Ebola is all around us! Right?
Location based services are everywhere
Location based services are becoming progressively commonplace; there has been a “recent surging popularity of location-based social services” (Scellato et all. 329). More and more applications are designed around location-based services. If I am even remotely lost, I whip out my smartphone and use the Google maps application as a navigation tool to find my way. When I am out of cash and want to find an ATM, I have an app for finding the nearest one. When I go for a run my Nike app times and tracks my route, pace and distance.

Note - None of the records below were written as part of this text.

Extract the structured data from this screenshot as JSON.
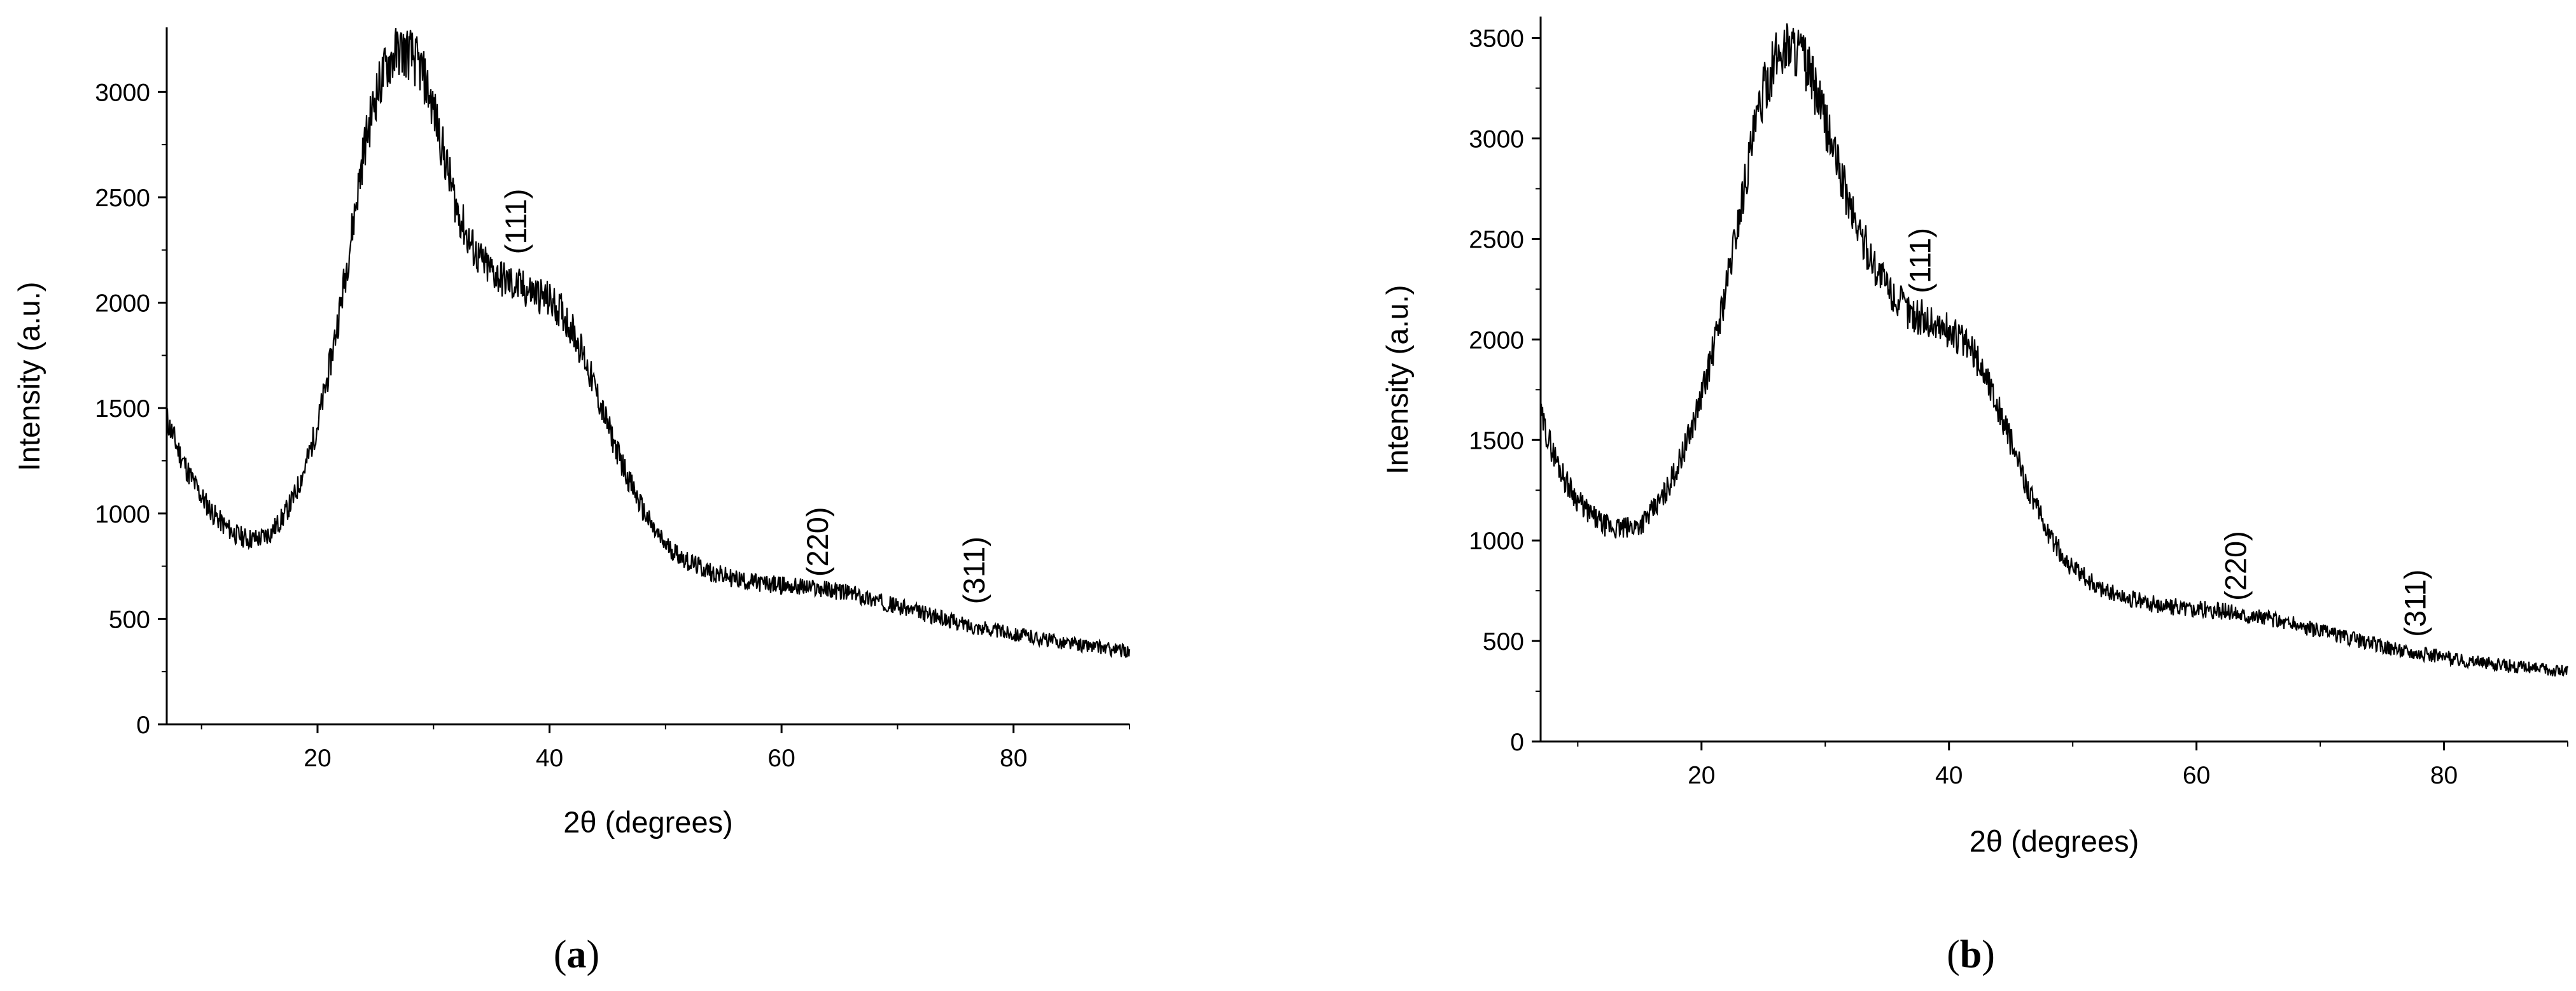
{
  "chart_data": [
    {
      "type": "line",
      "panel_label": "a",
      "xlabel": "2θ (degrees)",
      "ylabel": "Intensity (a.u.)",
      "xlim": [
        7,
        90
      ],
      "ylim": [
        0,
        3300
      ],
      "xticks": [
        20,
        40,
        60,
        80
      ],
      "yticks": [
        0,
        500,
        1000,
        1500,
        2000,
        2500,
        3000
      ],
      "grid": false,
      "series": [
        {
          "x": [
            7,
            8,
            9,
            10,
            11,
            12,
            13,
            14,
            15,
            16,
            17,
            18,
            19,
            20,
            21,
            22,
            23,
            24,
            25,
            26,
            27,
            28,
            29,
            30,
            31,
            32,
            33,
            34,
            35,
            36,
            37,
            38,
            39,
            40,
            41,
            42,
            43,
            44,
            45,
            46,
            47,
            48,
            49,
            50,
            52,
            54,
            56,
            58,
            60,
            62,
            64,
            66,
            68,
            70,
            72,
            74,
            76,
            78,
            80,
            82,
            84,
            86,
            88,
            90
          ],
          "y": [
            1450,
            1300,
            1180,
            1080,
            1000,
            940,
            900,
            880,
            880,
            910,
            980,
            1080,
            1230,
            1420,
            1680,
            1990,
            2350,
            2730,
            2980,
            3130,
            3200,
            3180,
            3100,
            2920,
            2680,
            2450,
            2300,
            2200,
            2150,
            2110,
            2080,
            2060,
            2040,
            2010,
            1960,
            1870,
            1740,
            1580,
            1420,
            1270,
            1140,
            1020,
            920,
            850,
            770,
            720,
            690,
            670,
            660,
            650,
            640,
            620,
            590,
            560,
            530,
            500,
            470,
            450,
            430,
            410,
            390,
            375,
            360,
            345
          ]
        }
      ],
      "annotations": [
        {
          "text": "(111)",
          "x": 38,
          "y": 2230
        },
        {
          "text": "(220)",
          "x": 64,
          "y": 700
        },
        {
          "text": "(311)",
          "x": 77.5,
          "y": 570
        }
      ]
    },
    {
      "type": "line",
      "panel_label": "b",
      "xlabel": "2θ (degrees)",
      "ylabel": "Intensity (a.u.)",
      "xlim": [
        7,
        90
      ],
      "ylim": [
        0,
        3600
      ],
      "xticks": [
        20,
        40,
        60,
        80
      ],
      "yticks": [
        0,
        500,
        1000,
        1500,
        2000,
        2500,
        3000,
        3500
      ],
      "grid": false,
      "series": [
        {
          "x": [
            7,
            8,
            9,
            10,
            11,
            12,
            13,
            14,
            15,
            16,
            17,
            18,
            19,
            20,
            21,
            22,
            23,
            24,
            25,
            26,
            27,
            28,
            29,
            30,
            31,
            32,
            33,
            34,
            35,
            36,
            37,
            38,
            39,
            40,
            41,
            42,
            43,
            44,
            45,
            46,
            47,
            48,
            49,
            50,
            52,
            54,
            56,
            58,
            60,
            62,
            64,
            66,
            68,
            70,
            72,
            74,
            76,
            78,
            80,
            82,
            84,
            86,
            88,
            90
          ],
          "y": [
            1620,
            1440,
            1300,
            1200,
            1130,
            1080,
            1060,
            1060,
            1080,
            1140,
            1230,
            1360,
            1520,
            1720,
            1960,
            2260,
            2600,
            2950,
            3230,
            3400,
            3470,
            3430,
            3280,
            3080,
            2870,
            2660,
            2500,
            2370,
            2260,
            2180,
            2130,
            2100,
            2070,
            2040,
            2000,
            1930,
            1820,
            1660,
            1490,
            1320,
            1170,
            1040,
            940,
            860,
            770,
            720,
            690,
            670,
            660,
            650,
            630,
            610,
            580,
            550,
            520,
            490,
            460,
            440,
            420,
            400,
            385,
            370,
            360,
            350
          ]
        }
      ],
      "annotations": [
        {
          "text": "(111)",
          "x": 38.5,
          "y": 2230
        },
        {
          "text": "(220)",
          "x": 64,
          "y": 700
        },
        {
          "text": "(311)",
          "x": 78.5,
          "y": 520
        }
      ]
    }
  ]
}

But location based applications have threaded beyond the boundaries of just navigation. Services such as Tinder actively affect the way we date by using our location as the entry point. Furthermore other applications like Facebook also use location services for an array of functions. The way we interact with the world is becoming increasingly dependent on location-based applications and services. Part of what we do and who we are is not just a part of us anymore, but computers are doing that work for us. M. Hansen’s statement that “computers are becoming even more necessary” while people “are becoming ever more contingent”(178) really resonates in that.
Ebolanear.me
In other words, part of who we are is being constantly confronted with where we are and how close to other things might be. Like Ebola. Just visit ebolanear.me! It is a website that uses your location to show you how far away you are from the nearest case of Ebola. Because location based services have really become part of our identity, the creators have come up with a smart attempt to call attention to the mass hysteria that surrounds the Ebola virus. The websites states, after you have been told how many miles you are away from Ebola:
“Wake Up. Warn your friends! Don’t be a victim of the real disease: fear. Decrease hysteria and increase awareness. Read, educate yourself, and change the conversation. The West’s myopic approach to media coverage of global events is hurting everyone”

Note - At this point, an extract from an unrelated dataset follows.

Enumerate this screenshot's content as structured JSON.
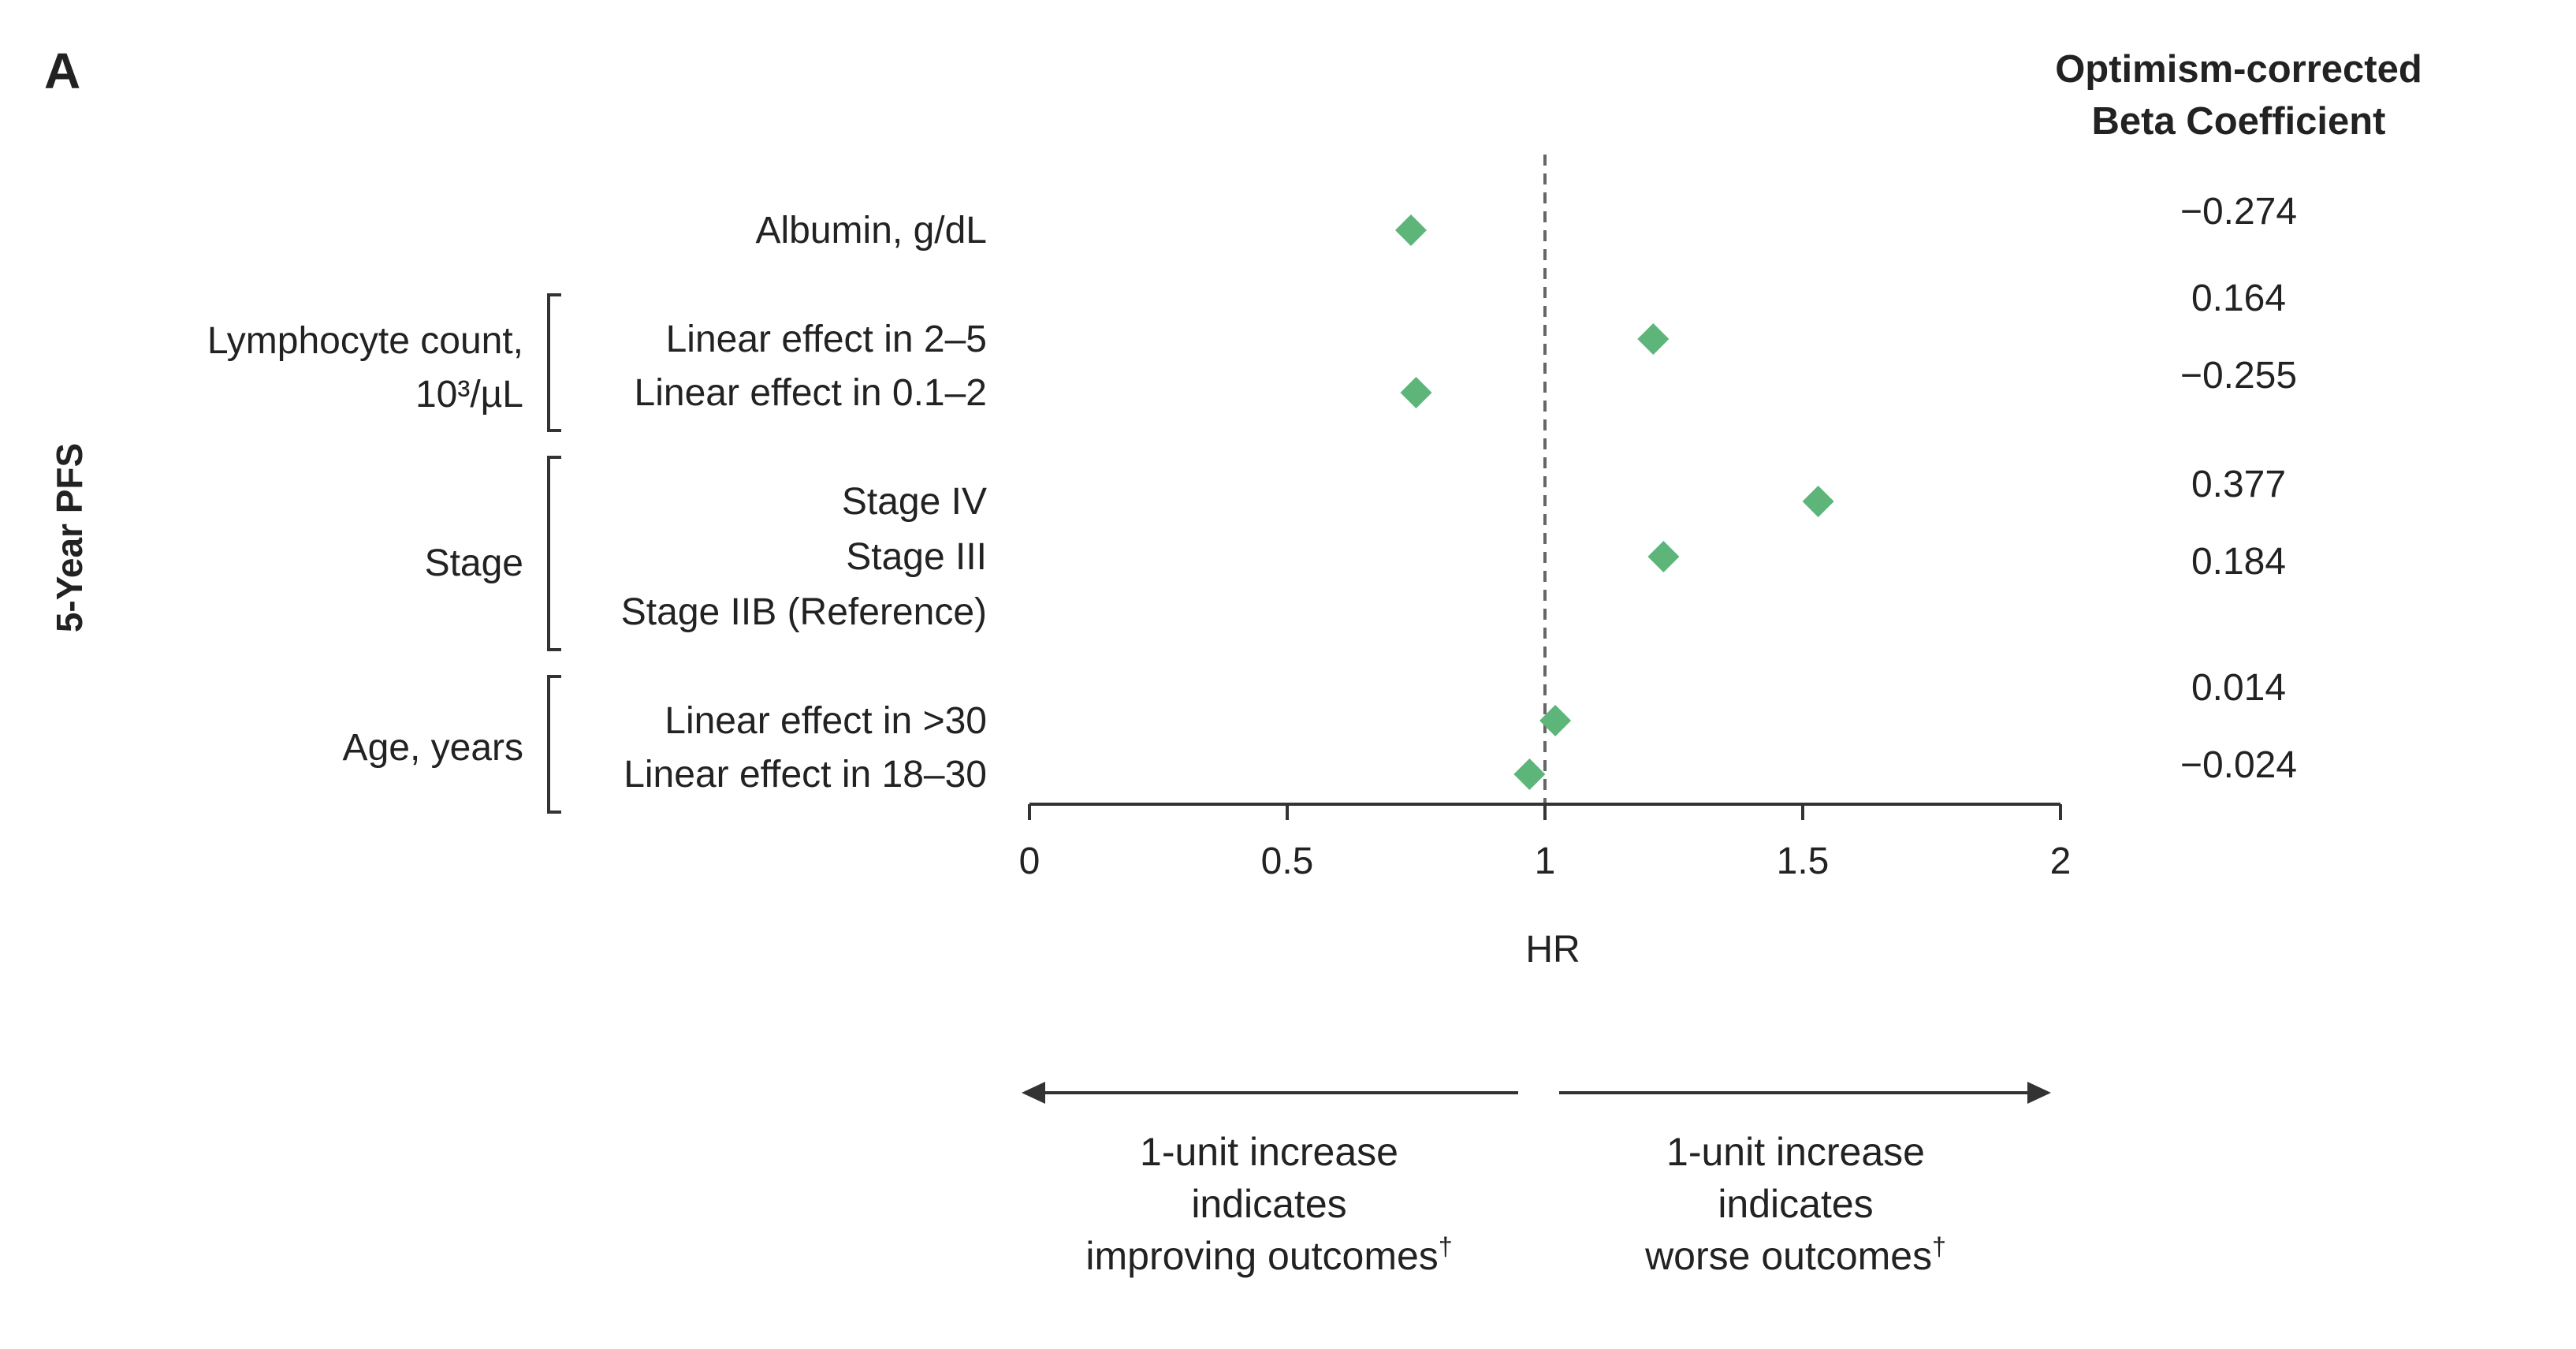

Ebola is rampant in some states in West Africa, and even though the threat of Ebola might not be very present for people in the West, the fear of Ebola for some certainly is. Online forums and discussion boards are crawling with questions on whether they are at risk themselves and how to avoid this. Ebolanear.me shows you that threat of Ebola is probably not near to you, but that is not the point. The creators of the website attempts to make visitors aware of what Ebola is and what it does and how the disease is being portrayed in the media. It is subversive in the sense that it does so by actually giving that information to specific users that actually fear Ebola, and are looking to find out if they are close to the virus.
Mass Hysteria
Mass hysteria is not at all a new phenomenon. The many-to-many structure of the Internet lends itself very well for its spread. Through the Internet, much larger groups can congregate and spread panic, amongst each other. Christian Russ writes “mass phenomena are situations where a lot of people seem to overreact in similar ways (…) typical examples can be (…) hypes and panics” (2).

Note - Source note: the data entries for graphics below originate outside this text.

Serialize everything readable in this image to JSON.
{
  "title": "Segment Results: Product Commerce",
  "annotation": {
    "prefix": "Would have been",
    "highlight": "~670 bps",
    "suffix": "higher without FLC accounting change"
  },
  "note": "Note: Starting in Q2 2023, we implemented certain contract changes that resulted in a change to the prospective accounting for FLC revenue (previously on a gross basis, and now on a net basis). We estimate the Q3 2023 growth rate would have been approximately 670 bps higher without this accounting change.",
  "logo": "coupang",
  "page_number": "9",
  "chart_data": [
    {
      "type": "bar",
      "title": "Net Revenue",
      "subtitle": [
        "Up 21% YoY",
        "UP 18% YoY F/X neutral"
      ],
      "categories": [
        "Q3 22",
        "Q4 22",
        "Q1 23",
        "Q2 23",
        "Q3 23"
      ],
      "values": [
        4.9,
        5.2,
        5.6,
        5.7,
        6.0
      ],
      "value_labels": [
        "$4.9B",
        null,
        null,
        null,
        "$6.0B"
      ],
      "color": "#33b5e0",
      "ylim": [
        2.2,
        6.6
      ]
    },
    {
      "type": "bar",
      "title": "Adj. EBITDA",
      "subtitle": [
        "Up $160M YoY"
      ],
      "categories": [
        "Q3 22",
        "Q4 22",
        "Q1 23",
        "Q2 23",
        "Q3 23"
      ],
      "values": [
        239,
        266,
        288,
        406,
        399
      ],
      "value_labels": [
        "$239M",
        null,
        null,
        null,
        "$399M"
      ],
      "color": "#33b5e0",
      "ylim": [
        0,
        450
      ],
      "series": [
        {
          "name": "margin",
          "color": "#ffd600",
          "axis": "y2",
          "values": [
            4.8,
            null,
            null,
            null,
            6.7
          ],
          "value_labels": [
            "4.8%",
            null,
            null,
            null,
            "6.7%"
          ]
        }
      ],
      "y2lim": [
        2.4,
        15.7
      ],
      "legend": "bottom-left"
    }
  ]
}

Ebolanear.me attempt to show that we are free in how, and for what purpose we use the Internet. By trying to stop people in their tracks who are looking up where the nearest case of Ebola is by using the ever more inherent part of us that is location based services, the website tries and shows us that we should choose to be critical of the things we read online and interact with the topic intelligently.
References
M.B.N Hansen (2010) New Media In: W.J.T. Mitchell, M.B.N Hansen (eds.) Critical Terms for Media Studies. Chicago: University of Chicago Press, pp.172-185
Russ, Christian. “Online Crowds-Extraordinary mass behavior on the Internet.” Proceedings of i-Media 7 (2007): 65-76.